2° Les Massorèthes de Tibériade ont certainement subsisté longtemps en Judée ; et indépendamment de l’idée qu’on a de leur capacité et du témoignage d’Aben Ezra et d’Élie lévites, on sait très-certainement que les points-voyelles n’étaient pas inventés avant leur temps.
3° Que depuis que la langue hébralque a cessé d’être vivante et parlée par les Juifs, la nécessité des points-voyelles n’a pas été telle qu’on veut faire croire. Les Samaritains, qui ne savent pas mieux l’hébreu que les Juifs, n’ont pas de points-voyelles encore aujourd’hui ; ils lisent cependant le texte hébreu en caractères samaritains.

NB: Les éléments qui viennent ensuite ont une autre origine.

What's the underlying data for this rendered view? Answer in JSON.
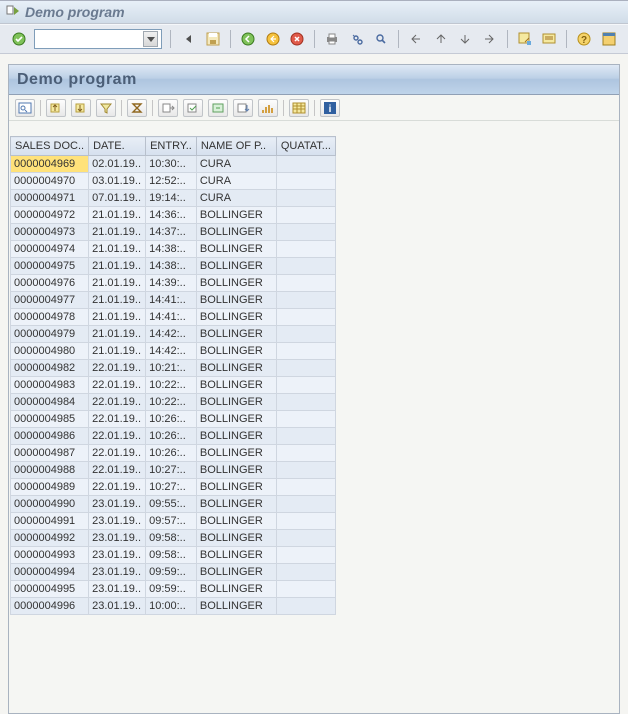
{
  "window": {
    "title": "Demo program"
  },
  "app": {
    "heading": "Demo program"
  },
  "grid": {
    "columns": {
      "salesdoc": "SALES DOC..",
      "date": "DATE.",
      "entry": "ENTRY..",
      "name": "NAME OF P..",
      "quatat": "QUATAT..."
    },
    "rows": [
      {
        "salesdoc": "0000004969",
        "date": "02.01.19..",
        "entry": "10:30:..",
        "name": "CURA",
        "quatat": ""
      },
      {
        "salesdoc": "0000004970",
        "date": "03.01.19..",
        "entry": "12:52:..",
        "name": "CURA",
        "quatat": ""
      },
      {
        "salesdoc": "0000004971",
        "date": "07.01.19..",
        "entry": "19:14:..",
        "name": "CURA",
        "quatat": ""
      },
      {
        "salesdoc": "0000004972",
        "date": "21.01.19..",
        "entry": "14:36:..",
        "name": "BOLLINGER",
        "quatat": ""
      },
      {
        "salesdoc": "0000004973",
        "date": "21.01.19..",
        "entry": "14:37:..",
        "name": "BOLLINGER",
        "quatat": ""
      },
      {
        "salesdoc": "0000004974",
        "date": "21.01.19..",
        "entry": "14:38:..",
        "name": "BOLLINGER",
        "quatat": ""
      },
      {
        "salesdoc": "0000004975",
        "date": "21.01.19..",
        "entry": "14:38:..",
        "name": "BOLLINGER",
        "quatat": ""
      },
      {
        "salesdoc": "0000004976",
        "date": "21.01.19..",
        "entry": "14:39:..",
        "name": "BOLLINGER",
        "quatat": ""
      },
      {
        "salesdoc": "0000004977",
        "date": "21.01.19..",
        "entry": "14:41:..",
        "name": "BOLLINGER",
        "quatat": ""
      },
      {
        "salesdoc": "0000004978",
        "date": "21.01.19..",
        "entry": "14:41:..",
        "name": "BOLLINGER",
        "quatat": ""
      },
      {
        "salesdoc": "0000004979",
        "date": "21.01.19..",
        "entry": "14:42:..",
        "name": "BOLLINGER",
        "quatat": ""
      },
      {
        "salesdoc": "0000004980",
        "date": "21.01.19..",
        "entry": "14:42:..",
        "name": "BOLLINGER",
        "quatat": ""
      },
      {
        "salesdoc": "0000004982",
        "date": "22.01.19..",
        "entry": "10:21:..",
        "name": "BOLLINGER",
        "quatat": ""
      },
      {
        "salesdoc": "0000004983",
        "date": "22.01.19..",
        "entry": "10:22:..",
        "name": "BOLLINGER",
        "quatat": ""
      },
      {
        "salesdoc": "0000004984",
        "date": "22.01.19..",
        "entry": "10:22:..",
        "name": "BOLLINGER",
        "quatat": ""
      },
      {
        "salesdoc": "0000004985",
        "date": "22.01.19..",
        "entry": "10:26:..",
        "name": "BOLLINGER",
        "quatat": ""
      },
      {
        "salesdoc": "0000004986",
        "date": "22.01.19..",
        "entry": "10:26:..",
        "name": "BOLLINGER",
        "quatat": ""
      },
      {
        "salesdoc": "0000004987",
        "date": "22.01.19..",
        "entry": "10:26:..",
        "name": "BOLLINGER",
        "quatat": ""
      },
      {
        "salesdoc": "0000004988",
        "date": "22.01.19..",
        "entry": "10:27:..",
        "name": "BOLLINGER",
        "quatat": ""
      },
      {
        "salesdoc": "0000004989",
        "date": "22.01.19..",
        "entry": "10:27:..",
        "name": "BOLLINGER",
        "quatat": ""
      },
      {
        "salesdoc": "0000004990",
        "date": "23.01.19..",
        "entry": "09:55:..",
        "name": "BOLLINGER",
        "quatat": ""
      },
      {
        "salesdoc": "0000004991",
        "date": "23.01.19..",
        "entry": "09:57:..",
        "name": "BOLLINGER",
        "quatat": ""
      },
      {
        "salesdoc": "0000004992",
        "date": "23.01.19..",
        "entry": "09:58:..",
        "name": "BOLLINGER",
        "quatat": ""
      },
      {
        "salesdoc": "0000004993",
        "date": "23.01.19..",
        "entry": "09:58:..",
        "name": "BOLLINGER",
        "quatat": ""
      },
      {
        "salesdoc": "0000004994",
        "date": "23.01.19..",
        "entry": "09:59:..",
        "name": "BOLLINGER",
        "quatat": ""
      },
      {
        "salesdoc": "0000004995",
        "date": "23.01.19..",
        "entry": "09:59:..",
        "name": "BOLLINGER",
        "quatat": ""
      },
      {
        "salesdoc": "0000004996",
        "date": "23.01.19..",
        "entry": "10:00:..",
        "name": "BOLLINGER",
        "quatat": ""
      }
    ]
  }
}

Les Arabes n’ont eu des points-voyelles qu’assez tard. On peut très-bien s’en passer dans leur langue ; de même que dans l’Hébreu, le Syriaque et le Chaldéen, même dans l’hypothèse que ces langues ne seraient pas vivantes, pourvu que l’on conservât l’ancien caractère, pourvu qu’on parlât une langue qui eût beaucoup de rapport à celle dont on conserve le caractère ; et qu’enfin cette langue, toute morte qu’elle est, subsiste néanmoins dans l’office ecclésiastique, dans les prières, et même dans une infinité de termes écrits dans le langage du commerce et du peuple. Dans cette supposition, qui est le cas où se trouvent les Juifs d’à présent : à l’égard de l’Hébreu, la difficulté de lire l’Hébreu sans points-voyelles est infiniment moins grande qu’on ne s’imagine : on sait certainement que plusieurs Juifs, qui n’entendent pas le fond de cette langue, ne laissent pas de lire l’Hébreu sans points, et de l’écrire de même. Cela prouve, quoi qu’on en puisse dire, que l’on a pu se passer de points pendant plusieurs siècles, et qu’on pourrait s’en passer encore aujourd’hui : ajoutez qu’il n’est pas vrai que la langue hébraïque soit absolument dénuée de voyelles ; elle en a trois ou quatre ; savoir, l’Aleph, le Jod, le Vau et le Haïn ; le Hébreux et le Heth sont des aspirations. Ces lettres et ces aspirations se trouvent à tout moment dans le texte : une seule voyelle fait lire tout un mot. Il faudrait entendre cette langue, pour bien juger de la force de ces raisons.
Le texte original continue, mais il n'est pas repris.